Recensioni: “Le cose di prima” di Giuseppe Aloe

Il protagonista di Le cose di prima, l’ultimo romanzo di Giuseppe Aloe, intraprende un viaggio catartico che lo riporta alla sua adolescenza spezzata, stuprata e sfiorita d’improvviso.

“Leggere è andare incontro a qualcosa che sta per essere e ancora nessuno sa cosa sarà.”

Forse anche con la scrittura funziona allo stesso modo. E come in bilico tra sonno e ragione o nel pieno del sonno della ragione – che lo sappiamo – genera mostri, ogni ombra è ingannevole, soprattutto quando si decide di intraprendere un cammino a ritroso, che porterà inevitabilmente a un punto di rottura.  E sappiamo anche che la fine coincide, forse necessariamente, con un inizio.

Questo è il viaggio che ci regala Giuseppe Aloe, con la sua scrittura elegante e pacata, nel suo ultimo romanzo Le cose di prima, edito Rubbettino.

L’adolescenza spezzata nel romanzo di Giuseppe Aloe

Il viaggio che il narratore, oggi professore quarantenne, compie è un viaggio catartico che lo riporta ai suoi tredici anni, alla sua adolescenza; un’adolescenza spezzata, stuprata, che sfiorisce all’improvviso senza alcuna avvisaglia. Un nodo che non gli consente di essere libero e che deve necessariamente sciogliere. E lo fa così come faceva suo padre, avido lettori di romanzi francesi e russi: scrivendo una storia.

È la storia di Martin e della sua famiglia, degli abusi subiti dal ragazzo e da suo padre per mano della madre, che incolpa marito e figlio di “essere la sua morte”, di averle tarpato le ali; ché se ogni famiglia infelice è infelice a modo suo, non avete idea della follia, della esasperazione e del tormento a cui va incontro questa, di famiglia, nello spalancare le porte della casa, finora un nido, un rifugio, a Grebic, all’amante della madre. I quattro convivono malamente sotto lo stesso tetto e il ragazzo si danna, non riesce a capire come sia possibile soprattutto per il padre subire una serie aberrante di umiliazioni senza che in egli si scateni una reazione; un padre che finisce addirittura segregato in casa. Eppure, nessuno prende in considerazione una soluzione logica.

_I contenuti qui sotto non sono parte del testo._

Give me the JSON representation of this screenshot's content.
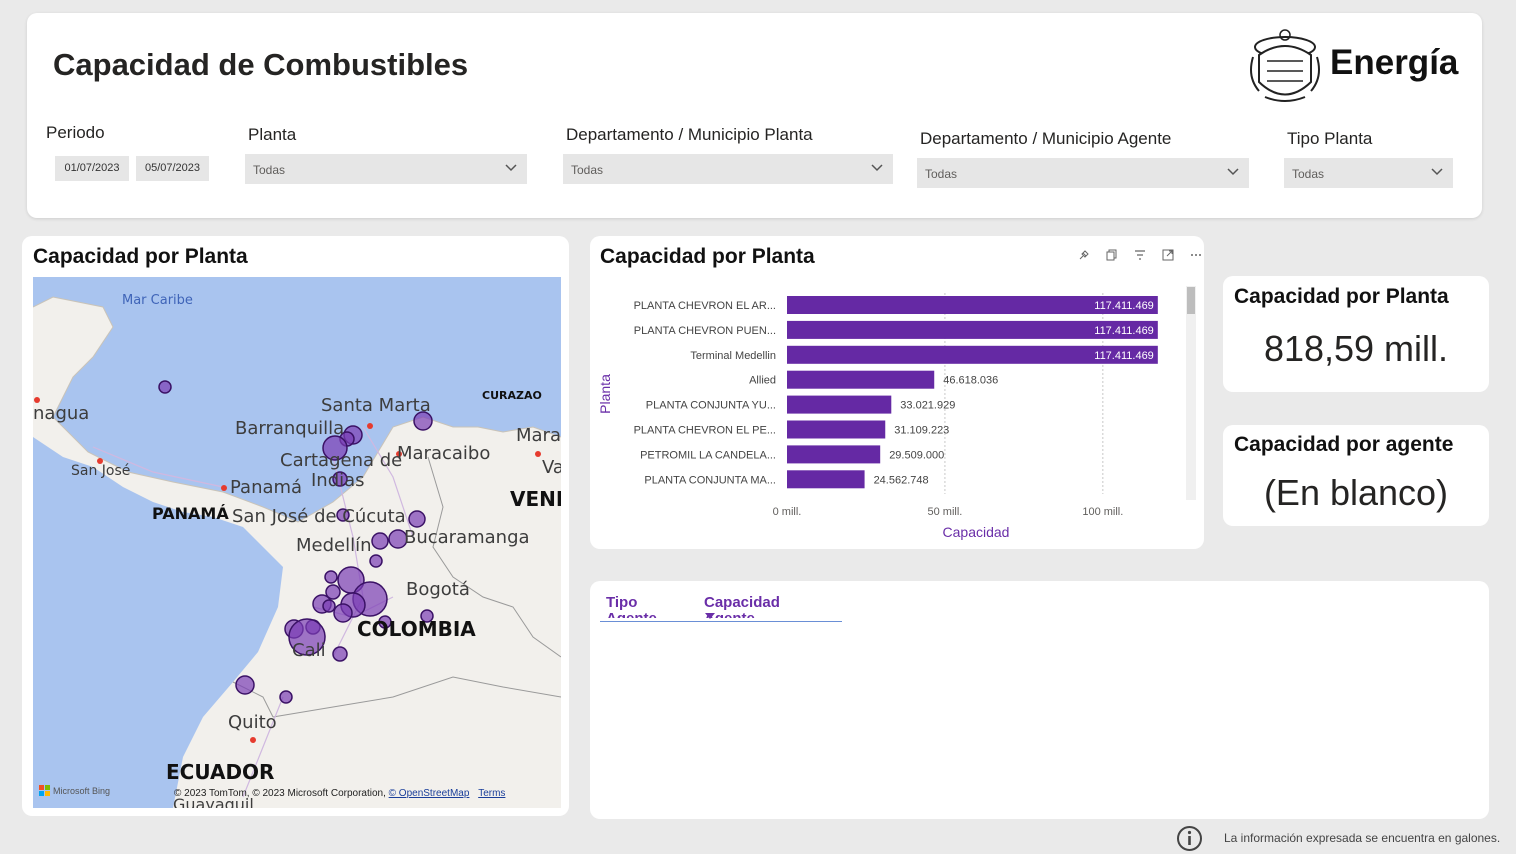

Un uomo sottomesso e dimesso

Ma tant’è. Il padre è sottomesso ai suoi aguzzini, quasi come se fosse colpevole di qualcosa, quasi come se fosse lui quello “sbagliato”.  Martin, che già attraversa il mare agitato della adolescenza, è traumatizzato da quella che è la sua nuova vita, fortunatamente trova rifugio e conforto da un vicino di casa, Reinard, che lo sosterrà e lo aiuterà regalandogli sprazzi di una normalità che la sua famiglia ha ormai irrimediabilmente perduto. La storia prenderà pian piano le caratteristiche di una vera e propria tragedia.

Intanto l’ormai adulto Martin, alle prese con i suoi fantasmi, con le stanze vuote dove sono seppellite “le cose di prima” inizia a frequentare un’insegnante di storia dell’arte, una donna allegra e intelligente che cerca di spazzare via le tenebre che ha nascosto nel suo cuore. Effettivamente Annette riesce a riportare la luce nella sua vita e lui stesso ne prende coscienza quando, Janette, la mantide religiosa che sostava a guardia nel suo balcone e che gli teneva compagnia nelle sue notti solitarie e malinconiche, va via.

Un epilogo drammatico

È in quel momento che capisce che non ha più bisogno di protezioni, che può finalmente lasciarsi andare, abbandonarsi a un amore che non ha mai conosciuto nella sua vita se non da bambino, ma forse anche quello era finzione. Insieme ad Annette, Martin arriverà a scrivere il tragico epilogo del suo libro; un libro che racconta non solo i fatti accaduti, ma soprattutto la follia, le terribili paure di ieri, vissute da un bambino, con le parole dell’uomo di oggi.

Ed è così che tra realtà e finzione, vittime e carnefici, si arriva alla conclusione de Le cose di prima, un romanzo a tratti drammatico ma decisamente risolutivo dove “Sono qui, mi dico, e sono vivo”, mentre “Le cose che abbiamo perduto le abbiamo perdute per sempre. L’orologio che ritrovi dietro il cassetto dopo un mese non è lo stesso orologio di un mese fa. Ha perso una parte: quella che voleva liberarsi di te. Perché le cose di prima sono finite. Sono finite. E se sono finite non esistono più”.

Sì, forse aveva proprio ragione Giovanni nell’Apocalisse: “Non ci sarà più sofferenza, lamento, affanno perché le cose di prima sono finite”. Sono veramente finite. Non esistono colpe. Forse tutto è finzione. Ed ecco un nuovo inizio.